El funeral de Sabina

Al funeral propio hay que ir en vida, como ha hecho Joaquín Sabina en «Un último vals», canción con vídeo que transcurre donde siempre, en la barra del bar, con la luz enronquecida como su voz y el verbo exprimiendo los mismos versos de toda una obra, a ver si dan una metáfora más.

Güisquito, penumbra y cigarro, en un local en el que a él aún le permiten fumar, y un rosario de colegas que van dejándose caer por ese claroscuro. Sabina tiene razón. Hay que enterrarse en vida, capaz aún de responder al abrazo de los amigos y a sus sonrisas, aunque a ellas ascienda toda esa tristeza que le sube a Serrat a la cara cuando contempla a su compañero de naufragio. El beso que le da Serrat a Sabina, por cierto, tiene algo de inverso, como un Cristo besando a un Judas, y no al revés, perdonándole todo de antemano.

La melancolía que anuncia el fin es la otra cara de la moneda que supone la nostalgia de después, cuando la vida ya sólo sea un recuerdo diluyéndose. Antes de zarpar, a Sabina le queda una risotada en mitad de la noche, escandalosa como un folio que se rompe o un amor que no conviene, en ese gesto de Calamaro. Y un vaticinio de tormenta de rimas elegíacas en el modo en que García Montero toma posesión del asiento. Le queda presente la ausencia de Pancho Varona, al que no han dejado entrar en el garito por llevar calcetines blancos. Le queda Leiva, que sigue ahí, escribiendo la misma melodía para la misma canción repetida. Y el quite de José Tomás, como un robinsón buscando isla desierta en la que torear a solas. Y los ojos de Benjamín Prado, que no se ven porque ven de memoria. Y la ceniza de García de Diego, a punto de caer sobre el teclado para mejorar una canción más. Y le queda el Krahe, benditos sean todos los exiliados, cameo sobrenatural pero que acabará siendo el más natural de todos, como ya intuye Sabina cuando lo ve y se carcajea preguntándole al viejo amigo, primero perdido y luego ido, qué carajo hace aquí.

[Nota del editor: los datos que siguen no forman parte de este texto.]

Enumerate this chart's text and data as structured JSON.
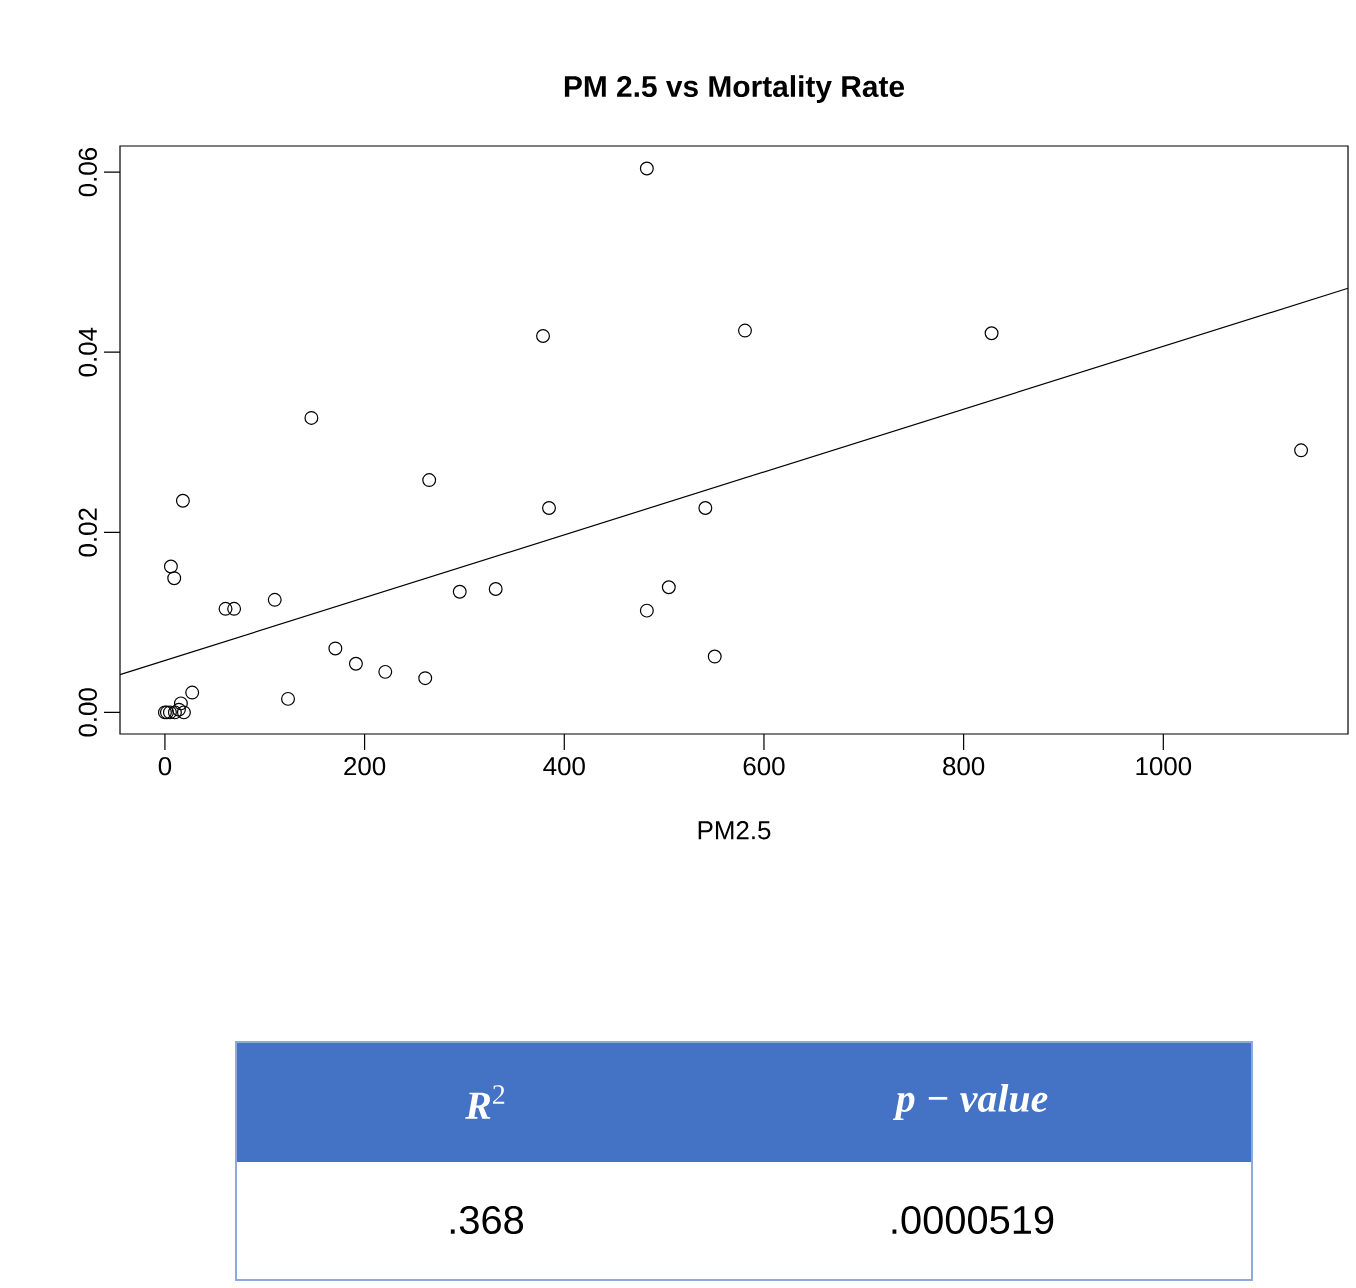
{
  "chart_data": {
    "type": "scatter",
    "title": "PM 2.5 vs Mortality Rate",
    "xlabel": "PM2.5",
    "xlim": [
      -45,
      1185
    ],
    "ylim": [
      -0.0024,
      0.0629
    ],
    "xticks": [
      0,
      200,
      400,
      600,
      800,
      1000
    ],
    "yticks": [
      {
        "value": 0,
        "label": "0.00"
      },
      {
        "value": 0.02,
        "label": "0.02"
      },
      {
        "value": 0.04,
        "label": "0.04"
      },
      {
        "value": 0.06,
        "label": "0.06"
      }
    ],
    "series": [
      {
        "color": "#000000",
        "marker": "circle",
        "x": [
          482.7,
          378.7,
          581,
          146.7,
          264.7,
          18,
          384.7,
          541.3,
          6,
          9.3,
          60.7,
          69.3,
          110,
          295.3,
          331.3,
          504.7,
          482.7,
          170.7,
          191.3,
          220.7,
          260.7,
          550.7,
          123.3,
          27.3,
          16,
          0,
          2,
          5,
          10,
          14,
          19,
          828,
          1138
        ],
        "values": [
          0.0604,
          0.0418,
          0.0424,
          0.0327,
          0.0258,
          0.0235,
          0.0227,
          0.0227,
          0.0162,
          0.0149,
          0.0115,
          0.0115,
          0.0125,
          0.0134,
          0.0137,
          0.0139,
          0.0113,
          0.0071,
          0.0054,
          0.0045,
          0.0038,
          0.0062,
          0.0015,
          0.0022,
          0.001,
          0,
          0,
          0,
          0,
          0.0003,
          0,
          0.0421,
          0.0291
        ]
      },
      {
        "type": "line",
        "color": "#000000",
        "marker": "none",
        "x": [
          -45,
          1185
        ],
        "values": [
          0.0042,
          0.0471
        ]
      }
    ],
    "annotations": [
      "*R*$^{2}$",
      "*p − value*",
      ".368",
      ".0000519"
    ]
  }
}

A nosotros, quién sabe cuántos valses nos aguardan. Pero nos encontramos con este último comodín de Sabina, con este Sabina postrero, abuelo de todos los anteriores, que se asemeja a un billete encontrado en el bolsillo de un abrigo que llevábamos sin ponernos varios inviernos. La espuelilla que nos dan antes de cerrar. Como somos unos caballeros, sólo bailamos cuando nadie nos ve. Y sólo lloramos ya cuando canta este hombre o torea José Tomás. A ver dónde vamos a ir, a partir de ahora, tan espantosamente solos, a cosechar las lágrimas que nos faltan.